To quote a paper titled the Hungarian Phenomenon offers one explanation:
The 1900s saw the emergence of many bright scientists and mathematicians in Budapest...Stanislaw Ulam once asked John von Neumann about this Phenomenon. Ulam recorded, “When asked about his [von Neumann’s] own opinion on what contributed to this statistically unlikely phenomenon, he would say that it was a coincidence of some cultural factors which he could not make precise”. [1] Although it is difficult to pin down all the causes of this phenomenon, it is general believed that the Eötvös Mathematics Competition ... and the Journal (KöMal) have played major roles in the development of gifted children in Hungary. In addition, good teachers and the atmosphere of high value on intellectual achievement are also related with the emergence of this phenomenon. 
Or more dramatically to quote Teller himself (via Turing's Cathedral)
We are Martians who have come to Earth to change everything - and we are afraid we will not be so well received. So we try to keep it a secret, try to appear as Americans ... but that we could not do, because of our accent. So we settled in a country nobody ever has heard about and now we are claiming to be Hungarians. 
Imagine those living in 1900s Budapest as the Kalenjins of math. Overall, the Hungarians have claimed many math prizes, and not just a few Nobel prizes too (18 in fact, rather incredible since there is no Nobel prize for math). Consider that Hungary is a country of only (at the time) 10 million. Other write-ups attempting to explain include On reputation of the Hungarian mathematics teaching, and A Visit to Hungarian Mathematics, which asked the questions
What is so special about Hungarian mathematics? What made possible the production of so many famous mathematicians in such a small, poor country, in the period between the two Wars?" 
To which they found two categorical types of answers:

  1. Practices in Hungary relative to the world of mathematics. I.e. "There was a mathematical journal for high schools, and the contests... once they started, they were self-perpetuating to some extent.
  2. The trends in Hungarian history and social life. i.e. "Hungary was a poor country-the natural sciences were harder to pursue because of cost, so the clever people went into mathematics".
To summarize, Hungarians were good a the highest levels of math because they were to poor to join more expensive sciences, the young worked hard and competitively, or their culture and way of thinking, which was adapted to math. Or none of these, since no-one seems to agree on exactly why for several decades a single country outproduced the world on a universally practicable subject.

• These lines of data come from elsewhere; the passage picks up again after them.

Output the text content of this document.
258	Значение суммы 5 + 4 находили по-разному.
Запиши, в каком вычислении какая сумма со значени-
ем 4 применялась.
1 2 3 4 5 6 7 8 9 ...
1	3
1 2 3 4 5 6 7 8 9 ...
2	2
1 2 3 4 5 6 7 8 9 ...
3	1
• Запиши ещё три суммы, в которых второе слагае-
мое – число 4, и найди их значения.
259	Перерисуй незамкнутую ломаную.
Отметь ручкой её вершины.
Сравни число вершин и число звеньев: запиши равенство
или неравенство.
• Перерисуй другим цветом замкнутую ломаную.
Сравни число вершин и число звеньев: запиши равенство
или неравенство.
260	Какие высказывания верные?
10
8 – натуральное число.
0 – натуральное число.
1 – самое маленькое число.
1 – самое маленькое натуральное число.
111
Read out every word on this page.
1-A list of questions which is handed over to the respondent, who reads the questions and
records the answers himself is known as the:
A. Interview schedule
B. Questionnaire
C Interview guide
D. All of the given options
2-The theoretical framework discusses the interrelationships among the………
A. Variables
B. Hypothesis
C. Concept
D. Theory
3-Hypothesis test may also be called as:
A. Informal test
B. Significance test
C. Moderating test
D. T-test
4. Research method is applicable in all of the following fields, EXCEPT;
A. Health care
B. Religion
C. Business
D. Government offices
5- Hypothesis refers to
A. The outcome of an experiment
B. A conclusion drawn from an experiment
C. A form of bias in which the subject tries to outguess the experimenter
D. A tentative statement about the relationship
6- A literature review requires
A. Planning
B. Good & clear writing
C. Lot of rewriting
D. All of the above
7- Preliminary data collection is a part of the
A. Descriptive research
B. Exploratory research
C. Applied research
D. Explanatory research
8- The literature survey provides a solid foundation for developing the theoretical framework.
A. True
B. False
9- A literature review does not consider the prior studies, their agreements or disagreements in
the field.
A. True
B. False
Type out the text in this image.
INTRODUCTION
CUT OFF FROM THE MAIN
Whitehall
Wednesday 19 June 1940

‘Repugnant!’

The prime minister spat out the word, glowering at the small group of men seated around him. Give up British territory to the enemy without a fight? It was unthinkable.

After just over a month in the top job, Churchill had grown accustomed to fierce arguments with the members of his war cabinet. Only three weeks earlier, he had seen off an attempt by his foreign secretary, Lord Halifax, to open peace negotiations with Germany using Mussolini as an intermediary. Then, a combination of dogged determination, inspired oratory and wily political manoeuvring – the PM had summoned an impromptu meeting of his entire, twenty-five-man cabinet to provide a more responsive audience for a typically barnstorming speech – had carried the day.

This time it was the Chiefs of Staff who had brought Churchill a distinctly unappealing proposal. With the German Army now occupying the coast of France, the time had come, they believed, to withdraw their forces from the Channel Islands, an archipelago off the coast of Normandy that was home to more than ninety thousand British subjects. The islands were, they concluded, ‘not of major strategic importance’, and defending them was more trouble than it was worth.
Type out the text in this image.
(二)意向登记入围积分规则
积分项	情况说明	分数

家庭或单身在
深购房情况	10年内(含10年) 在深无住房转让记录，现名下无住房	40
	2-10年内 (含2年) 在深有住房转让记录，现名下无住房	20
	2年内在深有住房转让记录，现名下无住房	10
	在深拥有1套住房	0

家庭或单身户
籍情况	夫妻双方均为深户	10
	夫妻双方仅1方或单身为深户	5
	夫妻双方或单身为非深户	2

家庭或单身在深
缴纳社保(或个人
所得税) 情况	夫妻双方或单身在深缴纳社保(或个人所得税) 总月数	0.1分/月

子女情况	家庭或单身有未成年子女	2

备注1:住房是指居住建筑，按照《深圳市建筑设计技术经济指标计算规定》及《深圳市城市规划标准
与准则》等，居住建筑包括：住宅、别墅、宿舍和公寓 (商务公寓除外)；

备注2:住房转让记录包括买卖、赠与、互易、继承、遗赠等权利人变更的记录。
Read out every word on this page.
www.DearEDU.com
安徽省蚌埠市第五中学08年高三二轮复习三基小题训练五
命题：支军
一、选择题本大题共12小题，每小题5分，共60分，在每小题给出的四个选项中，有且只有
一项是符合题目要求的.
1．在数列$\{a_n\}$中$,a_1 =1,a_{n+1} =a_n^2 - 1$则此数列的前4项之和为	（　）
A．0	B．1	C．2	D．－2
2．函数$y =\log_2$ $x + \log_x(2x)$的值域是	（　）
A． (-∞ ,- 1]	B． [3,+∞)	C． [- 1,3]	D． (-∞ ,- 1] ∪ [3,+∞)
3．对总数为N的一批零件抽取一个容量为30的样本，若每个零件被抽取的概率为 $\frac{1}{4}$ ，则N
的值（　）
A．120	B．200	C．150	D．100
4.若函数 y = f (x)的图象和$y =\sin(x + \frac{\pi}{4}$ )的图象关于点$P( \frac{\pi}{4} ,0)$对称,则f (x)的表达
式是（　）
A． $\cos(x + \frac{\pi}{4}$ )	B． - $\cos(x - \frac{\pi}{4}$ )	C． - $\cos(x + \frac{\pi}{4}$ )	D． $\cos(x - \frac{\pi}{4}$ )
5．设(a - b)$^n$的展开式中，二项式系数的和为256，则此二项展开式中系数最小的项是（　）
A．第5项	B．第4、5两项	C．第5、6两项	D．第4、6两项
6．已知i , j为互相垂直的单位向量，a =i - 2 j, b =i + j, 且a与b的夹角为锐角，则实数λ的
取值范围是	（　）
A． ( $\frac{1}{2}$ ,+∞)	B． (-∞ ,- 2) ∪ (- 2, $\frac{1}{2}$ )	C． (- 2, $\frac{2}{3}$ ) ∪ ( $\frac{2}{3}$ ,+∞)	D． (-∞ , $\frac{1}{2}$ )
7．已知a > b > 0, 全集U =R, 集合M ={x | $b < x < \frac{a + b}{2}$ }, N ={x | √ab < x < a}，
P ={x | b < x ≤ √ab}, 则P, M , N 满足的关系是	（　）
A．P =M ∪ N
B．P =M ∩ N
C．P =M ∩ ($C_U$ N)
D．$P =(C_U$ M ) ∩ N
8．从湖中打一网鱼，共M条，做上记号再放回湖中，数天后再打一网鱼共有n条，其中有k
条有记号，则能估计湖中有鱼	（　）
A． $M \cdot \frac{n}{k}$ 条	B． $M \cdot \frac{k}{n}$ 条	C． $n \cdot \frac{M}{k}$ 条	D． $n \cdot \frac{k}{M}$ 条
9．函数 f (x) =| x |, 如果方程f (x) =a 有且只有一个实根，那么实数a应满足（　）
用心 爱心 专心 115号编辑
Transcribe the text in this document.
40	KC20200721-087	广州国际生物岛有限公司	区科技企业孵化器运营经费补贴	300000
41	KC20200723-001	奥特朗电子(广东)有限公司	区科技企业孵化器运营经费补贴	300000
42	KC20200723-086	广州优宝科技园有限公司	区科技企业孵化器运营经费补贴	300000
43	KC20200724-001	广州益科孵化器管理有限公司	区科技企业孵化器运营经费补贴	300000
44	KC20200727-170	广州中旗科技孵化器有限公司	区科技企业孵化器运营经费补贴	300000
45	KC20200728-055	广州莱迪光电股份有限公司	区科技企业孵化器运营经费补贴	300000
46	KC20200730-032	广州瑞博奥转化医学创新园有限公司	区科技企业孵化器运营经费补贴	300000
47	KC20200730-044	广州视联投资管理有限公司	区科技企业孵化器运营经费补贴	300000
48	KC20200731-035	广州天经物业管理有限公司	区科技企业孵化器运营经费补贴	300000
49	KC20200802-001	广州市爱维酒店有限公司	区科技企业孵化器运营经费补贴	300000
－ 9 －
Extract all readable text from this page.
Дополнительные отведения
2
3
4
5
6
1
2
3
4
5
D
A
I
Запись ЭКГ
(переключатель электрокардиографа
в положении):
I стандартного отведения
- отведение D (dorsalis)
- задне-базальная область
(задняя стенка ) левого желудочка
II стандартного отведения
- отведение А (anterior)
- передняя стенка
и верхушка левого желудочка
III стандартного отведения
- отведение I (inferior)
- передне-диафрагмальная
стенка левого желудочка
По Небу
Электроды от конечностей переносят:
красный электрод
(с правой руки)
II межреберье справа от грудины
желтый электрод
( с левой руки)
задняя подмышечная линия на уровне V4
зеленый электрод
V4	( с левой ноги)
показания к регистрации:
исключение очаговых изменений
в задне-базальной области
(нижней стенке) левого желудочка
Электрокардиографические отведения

For anyone puzzled about Kenyan running success, these questions and answers may sound familiar. I have not delved into other dominant competitive enterprises such as chess & Russians, or Music & 19th century western Europe, or peak NYC crime rates in the 1980s. None are cut and dry, so to avoid drawn-out post, I chose Hungarians. It's one not everyone is probably already familiar with, but certainly can be the start of a much longer debate. Cheers.


  1. Hi Graydon,

    Interesting observations and comparison. The subject is an active one, particularly as it concerns accomplishment. Some worthwhile reading includes Murray's treatise ("Human Accomplishment: The Pursuit of Excellence in the Arts and Sciences, 800 B.C. to 1950") and numerous others. One thing worth pointing out is that many of the Hungarian Nobel Laureates are also Jewish, and, not to dwell on the work of Murray (as he is quite controversial), he and others have made arguments specifically as it relates to the apparent superior intelligence of Ashkenazi Jews ( In the example that you bring forward (Hungarian Mathematicians) many are Jewish. btw, Ulam was Polish, this I know having rubbed elbows at Los Alamos.

    Some of the observations of this type that have been made are, at times, meaningless- e.g. Taleb argues in the following "debate" between he and Murray ( that a similarly disproportionate number of Nobels have gone to Protestant French. He also makes arguments about Arabic-speaking Christians. So depending on categorization, one can make observations that perhaps do not contribute to further understanding. Of course, there is always the possibility of a "Black Swan" event in Hungary at the time.

    On the sports accomplishment front, culture clearly plays a very significant role. One only needs to take a look at performance in cross country skiing to be convinced that cultural support is primary (hockey and Canada and American Football and the US are other examples). Physical attributes are sufficient but not necessary, however, I will argue that cultural support (something that is clearly present in Kenya) is necessary but not sufficient. So we have the unique situation in Kenya (as is also the case in Scandinavia for Cross Country Skiing) where both physical attribute and cultural support are extant. Just a thought.

    1. Neat video. I can see 45 minutes was barely enough time to introduce the topic.
      Clearly we are entering a deep and complicated trend in human history: we never quite know where the next best thing will come, yet retroactively there's always what appears to be a pattern...
      I didn't even go into the fact that depending on the era, everyone 'knew' the best runners came from North american (i.e. plains indian tribes), Scandinavia, New Zealand, or Central America (and now Kenya). Only trends: Best runners are always small populations.

      All this makes me wonder: has there EVER been a time in history when the "best at X" was proportional to that period's population?

  2. Good point... my thoughts have always gravitated toward a "microclimate" explanation where the right mix of physical, societal, and cerebral elements lead to a concentration of greatness. Such would naturally lead to periods where a disproportionate level of achievement could be realized. This is perhaps best viewed as an achievement "Black Swan" event. As one who thinks in terms of probabilities, it is the most resonant hypothesis for me.